Flocking cohesion is critical for maintaining a group’s aggregation and integrity. Designing a potential function to maintain flocking cohesion unaffected by social distance is challenging due to the uncertainty of real-world conditions and environments that cause changes in agents’ social distance. Previous flocking research based on potential functions has primarily focused on agents’ same social distance and the attraction–repulsion of the potential function, ignoring another property affecting flocking cohesion: well depth, as well as the effect of changes in agents’ social distance on well depth. This paper investigates the effect of potential function well depths and agent’s social distances on the multi-agent flocking cohesion. Through the analysis, proofs, and classification of these potential functions, we have found that the potential function well depth is proportional to the flocking cohesion. Moreover, we observe that the potential function well depth varies with the agents’ social distance changes. Therefore, we design a segmentation potential function and combine it with the flocking control algorithm in this paper. It enhances flocking cohesion significantly and has good robustness to ensure the flocking cohesion is unaffected by variations in the agents’ social distance. Meanwhile, it reduces the time required for flocking formation. Subsequently, the Lyapunov theorem and the LaSalle invariance principle prove the stability and convergence of the proposed control algorithm. Finally, this paper adopts two subgroups with different potential function well depths and social distances to encounter for simulation verification. The corresponding simulation results demonstrate and verify the effectiveness of the flocking control algorithm.

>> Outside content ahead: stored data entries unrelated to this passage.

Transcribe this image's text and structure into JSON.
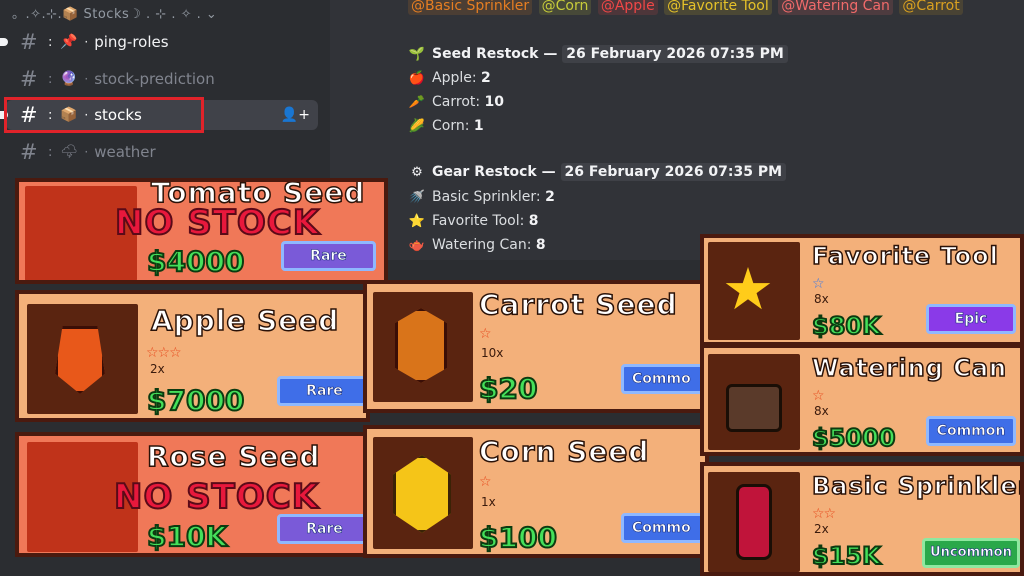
{
  "sidebar": {
    "category": "。.✧.⊹.📦 Stocks☽ . ⊹ . ✧ . ⌄",
    "channels": [
      {
        "name": "ping-roles",
        "emoji": "📌"
      },
      {
        "name": "stock-prediction",
        "emoji": "🔮"
      },
      {
        "name": "stocks",
        "emoji": "📦"
      },
      {
        "name": "weather",
        "emoji": "🌩"
      }
    ]
  },
  "chat": {
    "mentions": [
      "@Basic Sprinkler",
      "@Corn",
      "@Apple",
      "@Favorite Tool",
      "@Watering Can",
      "@Carrot"
    ],
    "mention_colors": [
      "#e67e22",
      "#c8cc3a",
      "#f04747",
      "#e6c229",
      "#f06a6a",
      "#d9a020"
    ],
    "seed": {
      "title": "Seed Restock —",
      "date": "26 February 2026 07:35 PM",
      "items": [
        {
          "label": "Apple:",
          "value": "2"
        },
        {
          "label": "Carrot:",
          "value": "10"
        },
        {
          "label": "Corn:",
          "value": "1"
        }
      ]
    },
    "gear": {
      "title": "Gear Restock —",
      "date": "26 February 2026 07:35 PM",
      "items": [
        {
          "label": "Basic Sprinkler:",
          "value": "2"
        },
        {
          "label": "Favorite Tool:",
          "value": "8"
        },
        {
          "label": "Watering Can:",
          "value": "8"
        }
      ]
    }
  },
  "cards": {
    "tomato": {
      "name": "Tomato Seed",
      "price": "$4000",
      "badge": "Rare",
      "overlay": "NO STOCK"
    },
    "apple": {
      "name": "Apple Seed",
      "qty": "2x",
      "price": "$7000",
      "badge": "Rare"
    },
    "rose": {
      "name": "Rose Seed",
      "price": "$10K",
      "badge": "Rare",
      "overlay": "NO STOCK"
    },
    "carrot": {
      "name": "Carrot Seed",
      "qty": "10x",
      "price": "$20",
      "badge": "Commo"
    },
    "corn": {
      "name": "Corn Seed",
      "qty": "1x",
      "price": "$100",
      "badge": "Commo"
    },
    "favorite": {
      "name": "Favorite Tool",
      "qty": "8x",
      "price": "$80K",
      "badge": "Epic"
    },
    "watering": {
      "name": "Watering Can",
      "qty": "8x",
      "price": "$5000",
      "badge": "Common"
    },
    "sprinkler": {
      "name": "Basic Sprinkler",
      "qty": "2x",
      "price": "$15K",
      "badge": "Uncommon"
    }
  }
}
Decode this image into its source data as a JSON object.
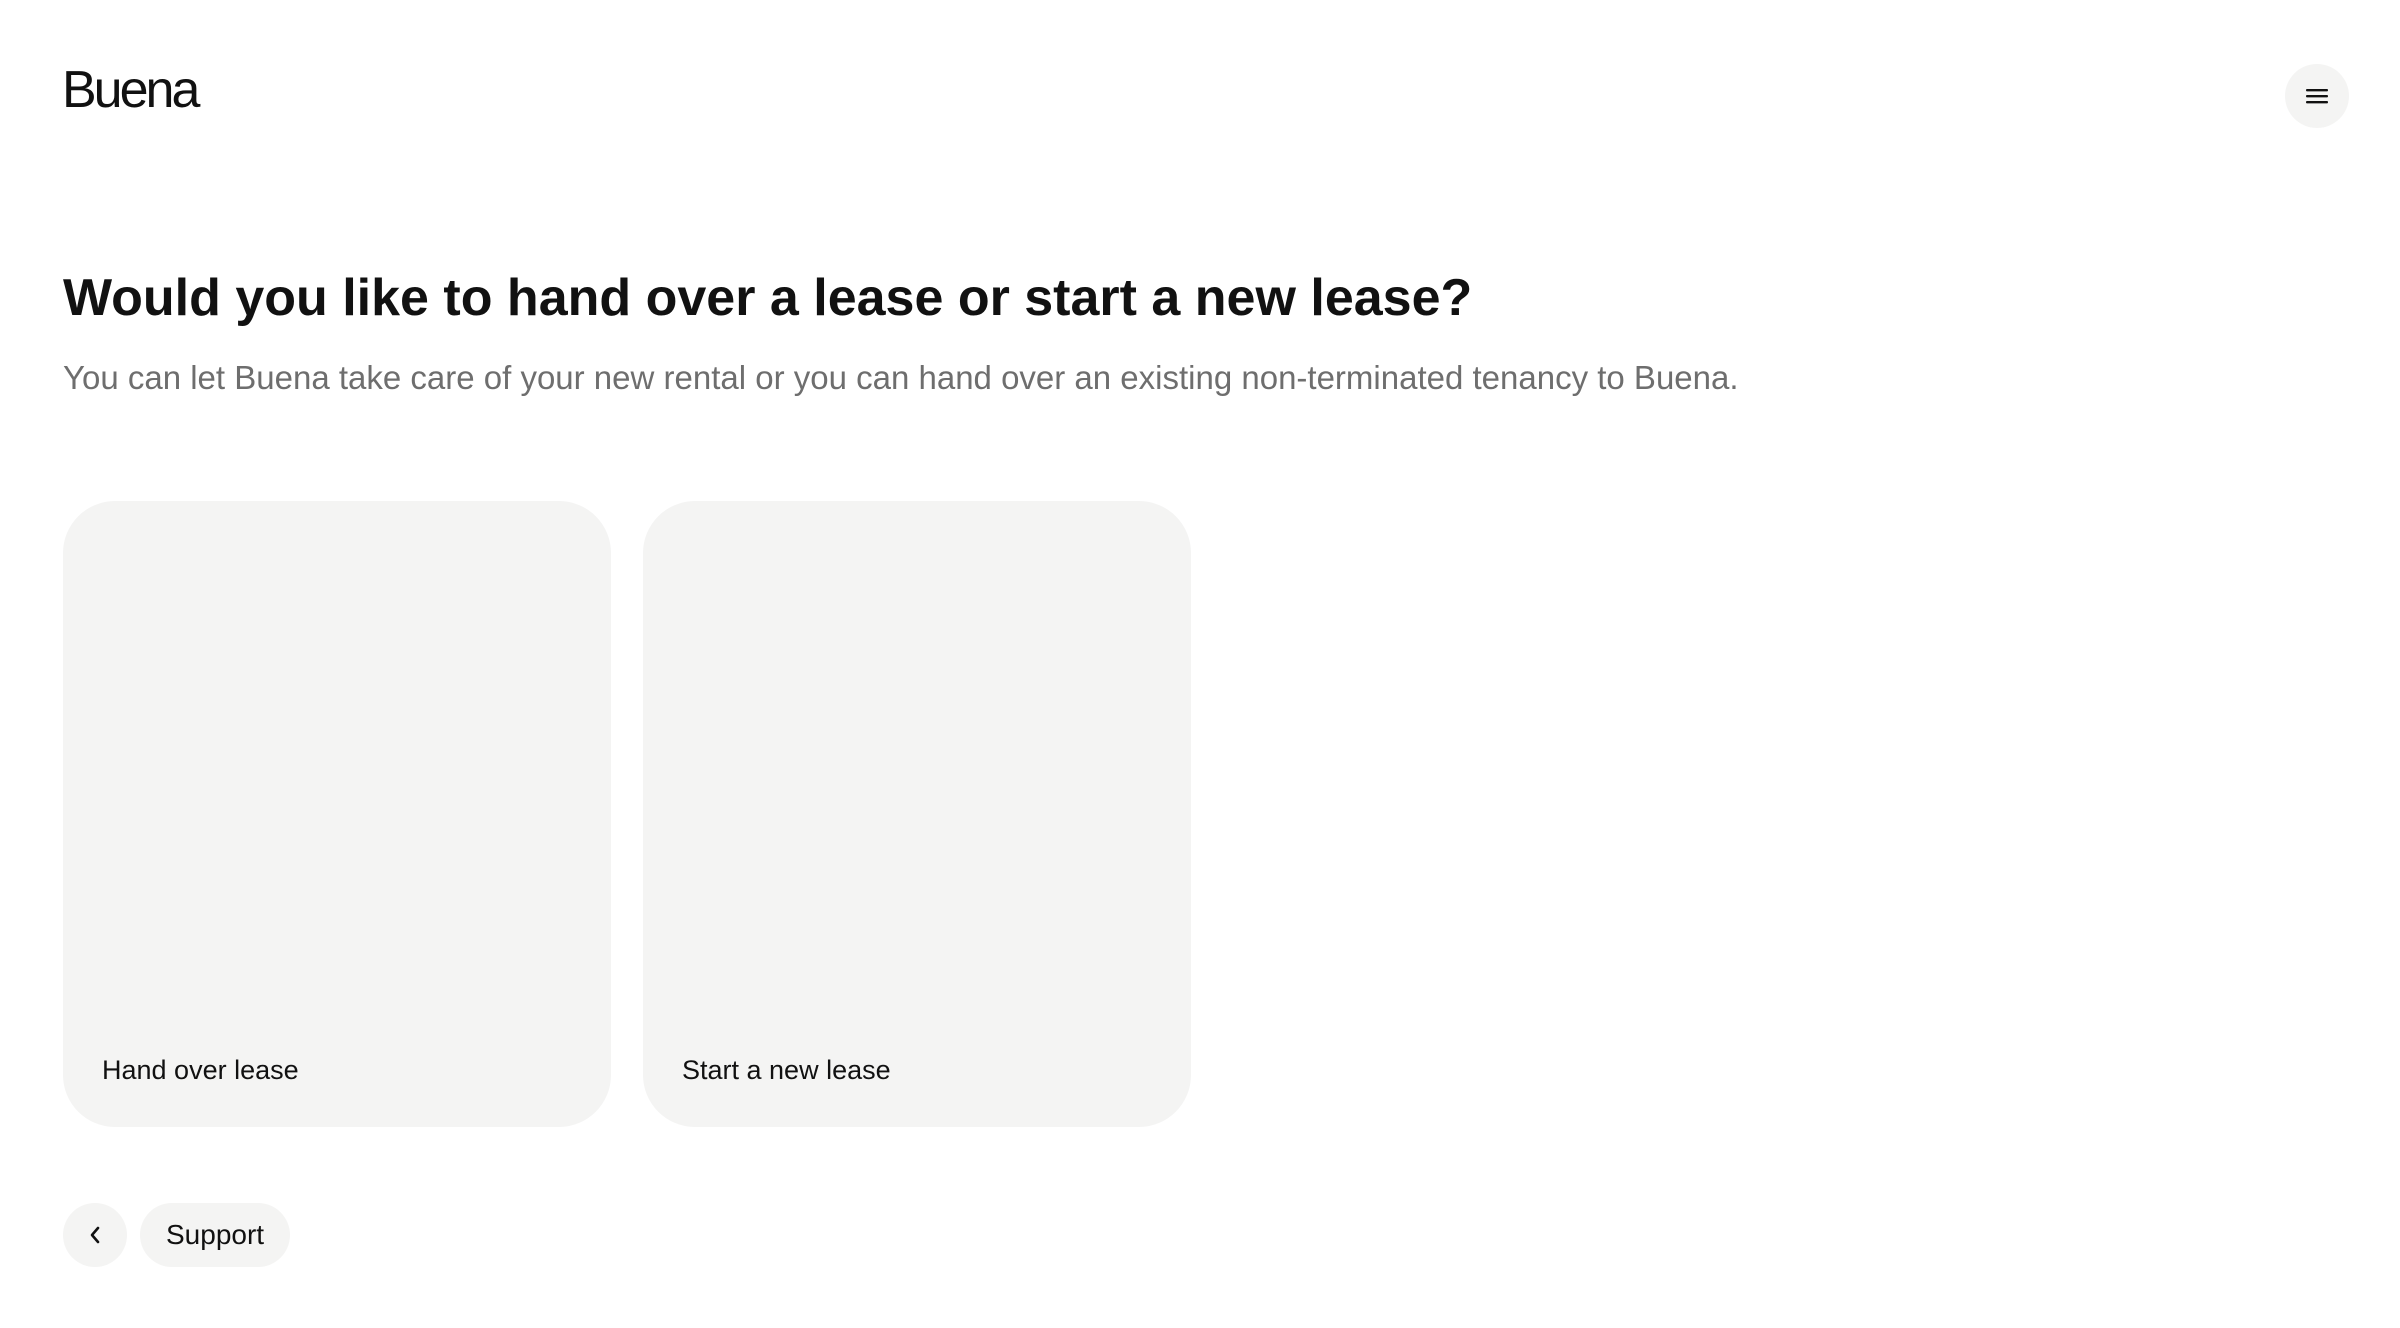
{
  "header": {
    "logo_text": "Buena",
    "menu_icon": "hamburger-menu-icon"
  },
  "main": {
    "title": "Would you like to hand over a lease or start a new lease?",
    "subtitle": "You can let Buena take care of your new rental or you can hand over an existing non-terminated tenancy to Buena.",
    "options": [
      {
        "label": "Hand over lease"
      },
      {
        "label": "Start a new lease"
      }
    ]
  },
  "footer": {
    "back_icon": "chevron-left-icon",
    "support_label": "Support"
  },
  "colors": {
    "card_background": "#f4f4f3",
    "title_text": "#111111",
    "subtitle_text": "#6e6e6e"
  }
}
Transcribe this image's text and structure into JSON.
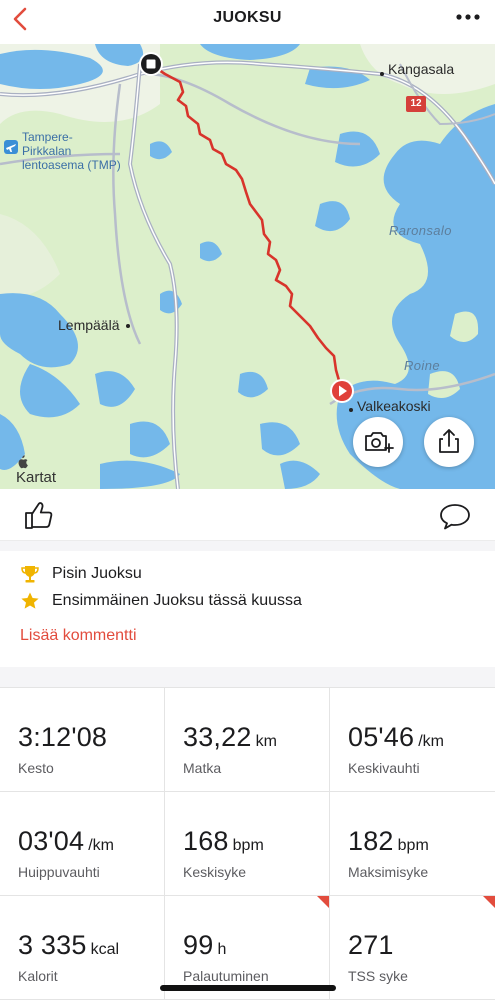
{
  "header": {
    "title": "JUOKSU"
  },
  "map": {
    "labels": {
      "kangasala": "Kangasala",
      "airport_line1": "Tampere-",
      "airport_line2": "Pirkkalan",
      "airport_line3": "lentoasema (TMP)",
      "raronsalo": "Raronsalo",
      "lempaala": "Lempäälä",
      "roine": "Roine",
      "valkeakoski": "Valkeakoski",
      "road_number": "12"
    },
    "attribution": "Kartat",
    "route_color": "#d8342b"
  },
  "achievements": [
    {
      "icon": "trophy-icon",
      "text": "Pisin Juoksu"
    },
    {
      "icon": "star-icon",
      "text": "Ensimmäinen Juoksu tässä kuussa"
    }
  ],
  "add_comment": "Lisää kommentti",
  "stats": [
    {
      "value": "3:12'08",
      "unit": "",
      "label": "Kesto"
    },
    {
      "value": "33,22",
      "unit": "km",
      "label": "Matka"
    },
    {
      "value": "05'46",
      "unit": "/km",
      "label": "Keskivauhti"
    },
    {
      "value": "03'04",
      "unit": "/km",
      "label": "Huippuvauhti"
    },
    {
      "value": "168",
      "unit": "bpm",
      "label": "Keskisyke"
    },
    {
      "value": "182",
      "unit": "bpm",
      "label": "Maksimisyke"
    },
    {
      "value": "3 335",
      "unit": "kcal",
      "label": "Kalorit"
    },
    {
      "value": "99",
      "unit": "h",
      "label": "Palautuminen"
    },
    {
      "value": "271",
      "unit": "",
      "label": "TSS syke"
    }
  ],
  "colors": {
    "accent": "#e24c3d",
    "water": "#74b8ea",
    "land": "#dcefcb"
  }
}
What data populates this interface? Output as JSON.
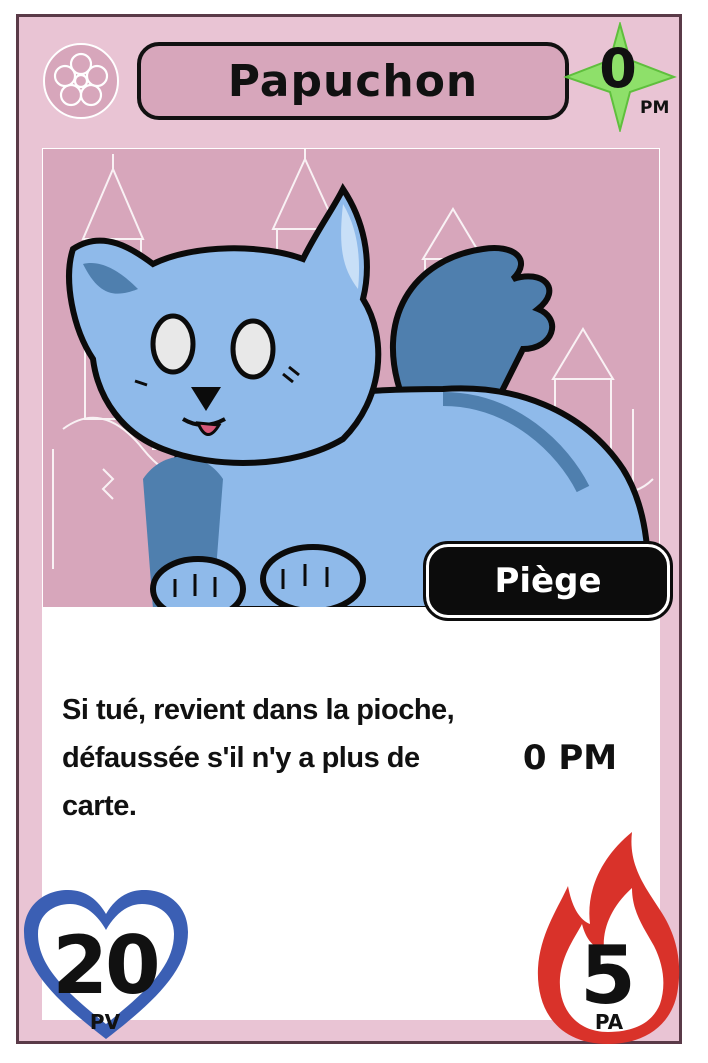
{
  "card": {
    "name": "Papuchon",
    "mana_value": "0",
    "mana_unit": "PM",
    "type": "Piège",
    "ability_text": "Si tué, revient dans la pioche, défaussée s'il n'y a plus de carte.",
    "cost": "0 PM",
    "hp_value": "20",
    "hp_unit": "PV",
    "attack_value": "5",
    "attack_unit": "PA"
  },
  "icons": {
    "top_left": "flower-icon",
    "mana": "star-icon",
    "hp": "heart-icon",
    "attack": "flame-icon"
  },
  "colors": {
    "card_bg": "#e9c4d4",
    "title_bg": "#d7a6bb",
    "star_green": "#8ee06a",
    "heart_blue": "#3b5fb4",
    "flame_red": "#d9322a",
    "creature_blue": "#8fbaea"
  }
}
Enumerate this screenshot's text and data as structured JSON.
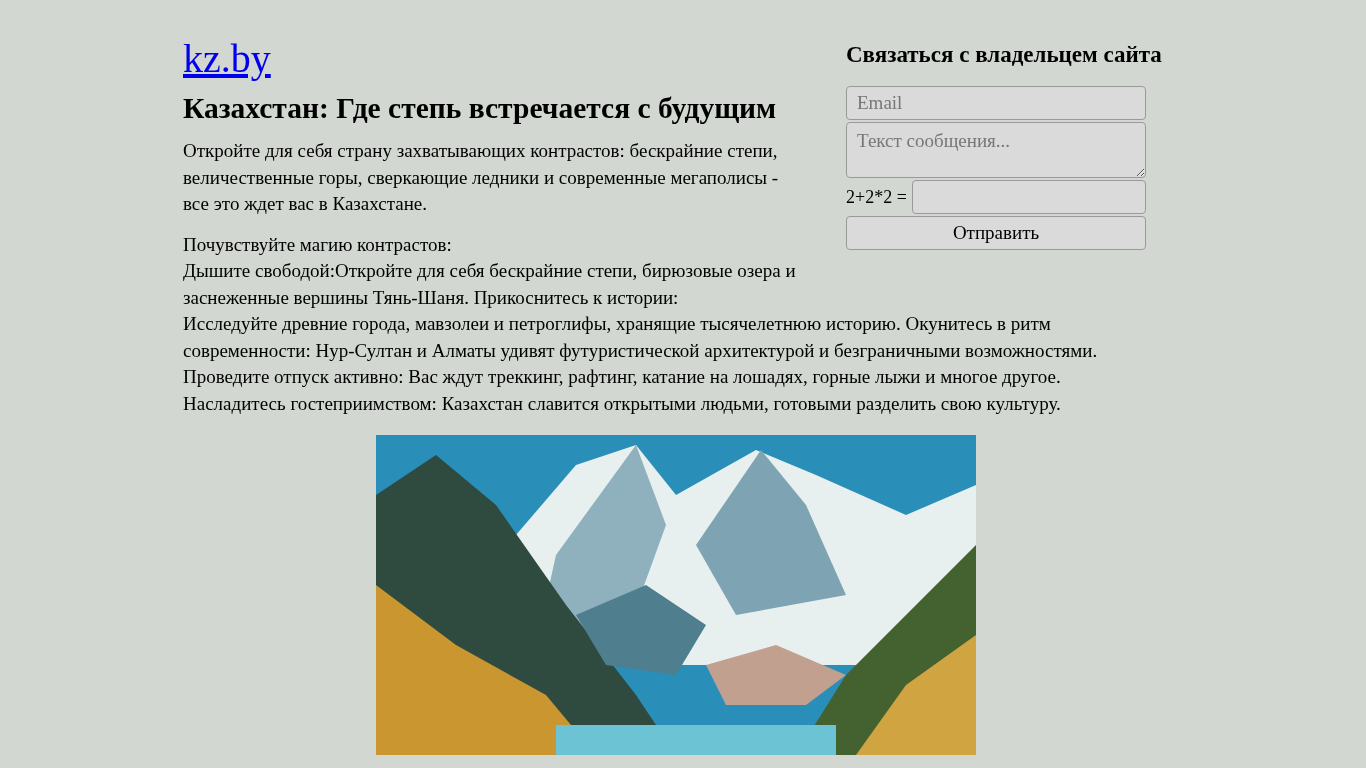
{
  "site_link": "kz.by",
  "heading": "Казахстан: Где степь встречается с будущим",
  "intro": "Откройте для себя страну захватывающих контрастов: бескрайние степи, величественные горы, сверкающие ледники и современные мегаполисы - все это ждет вас в Казахстане.",
  "details": [
    "Почувствуйте магию контрастов:",
    "Дышите свободой:Откройте для себя бескрайние степи, бирюзовые озера и заснеженные вершины Тянь-Шаня. Прикоснитесь к истории:",
    "Исследуйте древние города, мавзолеи и петроглифы, хранящие тысячелетнюю историю. Окунитесь в ритм современности: Нур-Султан и Алматы удивят футуристической архитектурой и безграничными возможностями.",
    "Проведите отпуск активно: Вас ждут треккинг, рафтинг, катание на лошадях, горные лыжи и многое другое.",
    "Насладитесь гостеприимством: Казахстан славится открытыми людьми, готовыми разделить свою культуру."
  ],
  "contact_form": {
    "title": "Связаться с владельцем сайта",
    "email": {
      "placeholder": "Email"
    },
    "message": {
      "placeholder": "Текст сообщения..."
    },
    "captcha_label": "2+2*2 =",
    "submit": "Отправить"
  }
}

群集内聚对于维持一个组的聚集性和完整性至关重要。由于现实世界条件和环境的不确定性会导致主体社会距离的变化,因此设计一个潜在函数来保持群体凝聚力不受社会距离的影响是具有挑战性的。以往基于势函数的群体研究主要集中在个体相同的社会距离和势函数的吸引-排斥,忽略了影响群体凝聚力的另一个特性:井深,以及个体社会距离的变化对井深的影响。研究了势函数井深度和智能体社会距离对多智能体群集内聚性的影响。通过对这些势函数的分析、证明和分类,我们发现势函数井深与簇聚力成正比。此外,我们观察到势函数井深度随主体社会距离的变化而变化。因此,本文设计了一个分割势函数,并将其与群集控制算法相结合。该算法显著增强了群体凝聚力,并具有良好的鲁棒性,确保群体凝聚力不受个体社会距离变化的影响。同时,减少了植绒形成所需的时间。随后,利用Lyapunov定理和LaSalle不变性原理证明了所提控制算法的稳定性和收敛性。最后,本文采用两个具有不同势函数井深和社会距离的子群相遇进行仿真验证。仿真结果验证了该算法的有效性。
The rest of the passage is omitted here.